I love sports. => Adoro el deporte.
Would you like to swap jobs? => Te gustaría que intercambiemos los trabajos?


In [6]:
# 글자모음
print('영어문장 : ', ''.join(sorted(''.join(set(''.join(sentences_en))))))
print('스페인어문장 : ', ''.join(sorted(''.join(set(''.join(sentences_es))))))


영어문장 :   !"$%'+,-./0123456789:;?ABCDEFGHIJKLMNOPQRSTUVWXYZabcdefghijklmnopqrstuvwxyz°áãèéêóöüč‘’₂€
스페인어문장 :   !"$%&'()+,-./0123456789:;?ABCDEFGHIJKLMNOPQRSTUVWXYZabcdefghijklmnopqrstuvwxyz ¨ª«°º»ÁÉÍÓÚáåèéêíñóöúüčśс​—₂€


In [7]:
# puctuation을 제거 후 진행
import string
def delete_puctuation(text, punc=string.punctuation):
    return text.translate(str.maketrans("", "", punc))

In [8]:
punc_en = string.punctuation+'°áãèéêóöüč‘’₂€'
punc_es = string.punctuation+'¨ª«°º»åèêöüč​—₂€'

word_list_en = [delete_puctuation(doc,punc_en).strip().split() for doc in sentences_en]
word_list_es = [delete_puctuation(doc,punc_es).strip().split() for doc in sentences_es]

In [9]:
word_list_es_input = [['<SOS>'] + doc for doc in word_list_es]
word_list_es_output = [doc +['<EOS>'] for doc in word_list_es]

In [10]:
print(''.join(set(''.join(np.concatenate(word_list_en)))))
print(''.join(set(''.join(np.concatenate(word_list_es)))))

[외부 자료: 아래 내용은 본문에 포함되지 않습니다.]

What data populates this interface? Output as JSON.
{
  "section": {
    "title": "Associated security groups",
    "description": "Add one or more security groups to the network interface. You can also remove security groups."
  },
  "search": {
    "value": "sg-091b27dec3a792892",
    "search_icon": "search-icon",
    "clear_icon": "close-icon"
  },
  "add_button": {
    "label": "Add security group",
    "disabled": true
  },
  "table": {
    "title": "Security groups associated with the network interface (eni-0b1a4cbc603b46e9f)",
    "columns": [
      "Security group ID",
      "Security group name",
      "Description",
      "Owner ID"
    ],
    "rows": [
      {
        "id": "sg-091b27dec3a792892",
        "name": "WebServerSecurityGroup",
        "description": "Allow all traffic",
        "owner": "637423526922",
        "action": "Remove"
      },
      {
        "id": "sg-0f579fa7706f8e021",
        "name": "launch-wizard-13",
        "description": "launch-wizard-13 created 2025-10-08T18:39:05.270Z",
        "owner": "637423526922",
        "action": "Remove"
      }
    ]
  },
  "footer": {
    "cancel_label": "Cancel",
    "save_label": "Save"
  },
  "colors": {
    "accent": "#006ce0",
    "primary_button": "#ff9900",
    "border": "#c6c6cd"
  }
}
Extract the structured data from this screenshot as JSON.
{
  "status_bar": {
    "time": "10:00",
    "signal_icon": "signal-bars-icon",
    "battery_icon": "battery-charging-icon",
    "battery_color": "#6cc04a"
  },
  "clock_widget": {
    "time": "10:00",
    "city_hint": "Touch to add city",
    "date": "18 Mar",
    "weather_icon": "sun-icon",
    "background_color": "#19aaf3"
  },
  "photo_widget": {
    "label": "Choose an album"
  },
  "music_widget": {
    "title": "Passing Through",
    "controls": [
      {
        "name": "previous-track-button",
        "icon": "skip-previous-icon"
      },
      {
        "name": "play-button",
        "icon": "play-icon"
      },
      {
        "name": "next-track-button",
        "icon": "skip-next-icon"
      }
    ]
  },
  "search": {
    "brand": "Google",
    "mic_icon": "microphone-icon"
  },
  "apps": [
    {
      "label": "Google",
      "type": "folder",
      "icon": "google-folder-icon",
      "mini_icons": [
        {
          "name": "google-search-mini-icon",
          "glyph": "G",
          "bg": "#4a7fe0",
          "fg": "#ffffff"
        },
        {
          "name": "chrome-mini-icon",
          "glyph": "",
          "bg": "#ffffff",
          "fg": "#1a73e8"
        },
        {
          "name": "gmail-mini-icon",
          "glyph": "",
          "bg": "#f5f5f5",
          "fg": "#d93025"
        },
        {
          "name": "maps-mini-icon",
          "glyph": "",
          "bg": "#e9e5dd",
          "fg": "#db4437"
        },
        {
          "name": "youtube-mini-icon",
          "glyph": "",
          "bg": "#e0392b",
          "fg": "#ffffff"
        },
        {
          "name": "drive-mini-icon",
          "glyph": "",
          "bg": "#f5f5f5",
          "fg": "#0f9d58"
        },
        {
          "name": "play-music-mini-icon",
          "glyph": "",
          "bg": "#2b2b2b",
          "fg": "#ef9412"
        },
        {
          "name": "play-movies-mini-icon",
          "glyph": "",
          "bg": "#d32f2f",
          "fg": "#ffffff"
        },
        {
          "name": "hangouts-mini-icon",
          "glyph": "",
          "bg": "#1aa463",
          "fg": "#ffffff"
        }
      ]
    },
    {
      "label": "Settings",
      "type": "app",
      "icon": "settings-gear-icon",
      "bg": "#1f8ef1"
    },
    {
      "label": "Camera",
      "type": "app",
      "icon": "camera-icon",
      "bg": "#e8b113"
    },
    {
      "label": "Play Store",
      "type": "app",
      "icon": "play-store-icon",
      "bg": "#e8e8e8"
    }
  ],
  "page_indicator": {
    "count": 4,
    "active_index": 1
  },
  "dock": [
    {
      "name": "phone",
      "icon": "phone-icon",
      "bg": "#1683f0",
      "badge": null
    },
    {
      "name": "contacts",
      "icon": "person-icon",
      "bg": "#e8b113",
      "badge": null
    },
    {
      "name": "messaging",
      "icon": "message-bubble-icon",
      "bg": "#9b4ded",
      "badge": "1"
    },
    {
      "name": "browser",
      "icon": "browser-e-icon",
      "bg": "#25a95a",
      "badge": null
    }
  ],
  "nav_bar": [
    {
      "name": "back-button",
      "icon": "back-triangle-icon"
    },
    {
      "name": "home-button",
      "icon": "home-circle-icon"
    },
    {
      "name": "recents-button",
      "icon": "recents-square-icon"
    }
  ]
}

0qpkxz58ZNoAwDV6t92IyTOgjmcdnJuBbLF37XMPr1RhKWfGeasQ4HiCvYSlUE
Ú0qÍpzxék5ñNÓ8oíZAwDV6t92IyTÁOgcmjdnBuJbLóF3X7MPr1RhKfWÉGeasQс4iCHvYáSślUúE


In [11]:
# 모든 단어에 인덱스 부여 (??)
en_dict = dict(zip(np.unique(np.concatenate(word_list_en)), range(1, 1+len(np.unique(np.concatenate(word_list_en))))))
es_dict = dict(zip(np.unique(np.concatenate(word_list_es+[['<SOS>','<EOS>']])), range(1, 3+len(np.unique(np.concatenate(word_list_es))))))

In [12]:
en_mapping = lambda x: [en_dict[word] for word in x]
es_mapping = lambda x: [es_dict[word] for word in x]

print(word_list_en[:5])
print([en_mapping(x) for x in word_list_en[:5]])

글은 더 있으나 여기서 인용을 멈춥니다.